Thursday, April 01, 2010

Mini-Review of "The Reluctant Fundamentalist" by Mohsin Hamid

It is no surprise that Mohsin Hamid's second novel, "The Reluctant Fundamentalist," became a New York Times Bestseller and the winner of multiple literary awards. It is a brilliant book that is a small gem that glistens softly and darkly - more of a star opal than a glittering diamond. Hamid using a unique approach - a sole narrator, the young Pakistani, Changez. The action - much of which is interior and psychological action -unfolds as Changez converses with an unnamed American stranger with whom he shares a table at a cafe in Lahore, Pakistan. The effect is like that of listening in on only one half of a phone conversation and having to fill in the missing pieces from the context of the answers given and questions posed by the narrator.

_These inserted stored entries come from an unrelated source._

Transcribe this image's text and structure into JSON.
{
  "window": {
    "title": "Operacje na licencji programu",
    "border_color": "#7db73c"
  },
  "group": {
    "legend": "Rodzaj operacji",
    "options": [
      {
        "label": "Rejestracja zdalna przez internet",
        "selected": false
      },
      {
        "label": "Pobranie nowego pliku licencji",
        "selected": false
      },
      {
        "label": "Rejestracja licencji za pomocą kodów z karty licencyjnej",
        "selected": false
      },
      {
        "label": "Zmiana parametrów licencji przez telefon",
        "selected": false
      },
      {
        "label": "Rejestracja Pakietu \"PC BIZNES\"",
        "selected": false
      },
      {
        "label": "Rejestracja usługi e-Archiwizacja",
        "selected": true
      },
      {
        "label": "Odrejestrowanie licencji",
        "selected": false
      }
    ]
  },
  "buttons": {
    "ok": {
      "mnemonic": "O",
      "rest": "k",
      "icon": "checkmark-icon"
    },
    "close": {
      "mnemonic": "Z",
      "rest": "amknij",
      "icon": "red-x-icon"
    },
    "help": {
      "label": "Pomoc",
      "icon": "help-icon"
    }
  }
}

With the exception of Changez, all of the other characters exist only as seen through his perception of them or as revealed through his description of them. It is akin to our not being able to see the wind, but to learn of its nature by the effect that it has upon the objects that move in response to its shifting currents and eddies.

Hamid does a breath-taking job of subtly limning the ambiguities of interpersonal intercourse and international intrigue. One never knows - even at the end of the story - if we are dealing with two "normal" human beings interacting in space and time at an outdoor cafe in Lahore, or if one is an actual or potential terrorist and the other a potential assassin. The clues and muted red herrings are there for the reader to interpret based upon his world view, fears, prejudices and presuppositions. This is a post-9/11 tale of dark and muted rage and paranoia.

The themes swirl around the twin towers of fear and ghosts. I dare not say more, lest I spoil what should be an intriguing and delicious read for most sentient readers.